Am 22. Mai 2023 starb in Berlin Winfried Wolf. Er war Publizist, marxistischer Organisator, Bewegungsaktivist und der führende Verkehrsexperte der Linken. Geboren wurde er am 4. März 1949 in Horb am Neckar. Zu den akademischen Lehrern des promovierten Politologen gehörte Elmar Altvater. Sein politischer Mentor wurde Ernest Mandel. Unter dessen Einfluss ist er Mitglied und Funktionär der trotzkistischen Gruppe Internationale Marxisten (GIM) geworden. 1986 war er treibende Kraft bei einer Fusion mit der maoistischen KPD/ML zur Vereinigten Sozialistischen Partei (VSP). Diese Entscheidung beruhte unter anderem auf der Annahme, dass eine ökonomische und politische Krise bevorstehe und deshalb eine neue revolutionäre Organisation geschaffen werden müsse. Die Umbrüche von 1989 und den folgenden Jahren machten eine Neuorientierung nötig. Der letztlich revolutionäre Impetus blieb lebenslang.

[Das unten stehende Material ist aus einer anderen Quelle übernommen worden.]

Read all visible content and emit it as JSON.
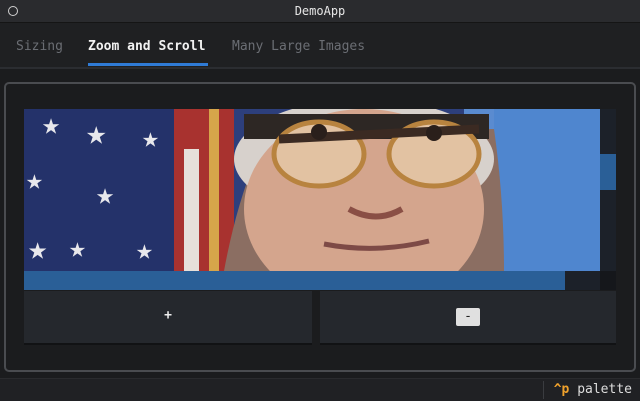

Zusammen mit Jutta Ditfurth, Thomas Ebermann und Rainer Trampert war Winfried Wolf seit 1988 an der Gründung einer übergreifenden »Radikalen Linken« beteiligt, die schließlich scheiterte. Später schloss er sich der PDS an, für die er 1994 bis 2002 dem Bundestag angehörte. Die trotzkistische Vierte Internationale erschien ihm nicht länger ein geeigneter politischer Rahmen, 2004 verließ er auch die PDS. 2011 kam es anlässlich des 50. Jahrestags des 13. August 1961 zu einem Zerwürfnis mit der jungen Welt, für die er bis dahin geschrieben hatte. Typisch für ihn war, dass solche Trennungen das Weiterbestehen von persönlichen und politischen Freundschaften nicht ausschlossen.

Winfried Wolfs Gegnerschaft zum sowjetischen Sozialismustyp hatte sich vor 1989 mit der Suche nach linker Opposition im RGW-Bereich verbunden. Er veröffentlichte damals drei Bände zur polnischen Solidarnosc. Der Glaube an die Massen und das Misstrauen gegen jede Art von Bürokratie gehörte auch hier, wo er enttäuscht wurde, zu seiner politischen Grundausstattung.

Als Wissenschaftler legte er 1986 ein bis heute anerkanntes Grundlagenwerk vor: »Eisenbahn und Autowahn. Personen- und Gütertransport auf Schiene und Straße. Geschichte, Bilanz, Perspektiven«. Jahrzehntelang sammelte Winfried Wolf einen Fundus von Kenntnissen, der ihn zum unüberhörbaren Verkehrspolitiker werden ließ: im Bundestag, als Gast der öffentlich-rechtlichen Medien, mit lokalen Gutachten, in rastloser Vortragstätigkeit, mit immer neuen Büchern. Er war Sprecher der Initiative »Bürgerbahn statt Börsenbahn«, die Gründungsmitglied des Bündnisses »Bahn für alle« wurde. »Stuttgart 21« war für ihn Inbegriff dessen, was zu verhindern war: Verdrängung der Schiene aus der Fläche, Vergrabung des Rests in megalomanischen Tunneln als Zubringer für Flughäfen und Metropolen.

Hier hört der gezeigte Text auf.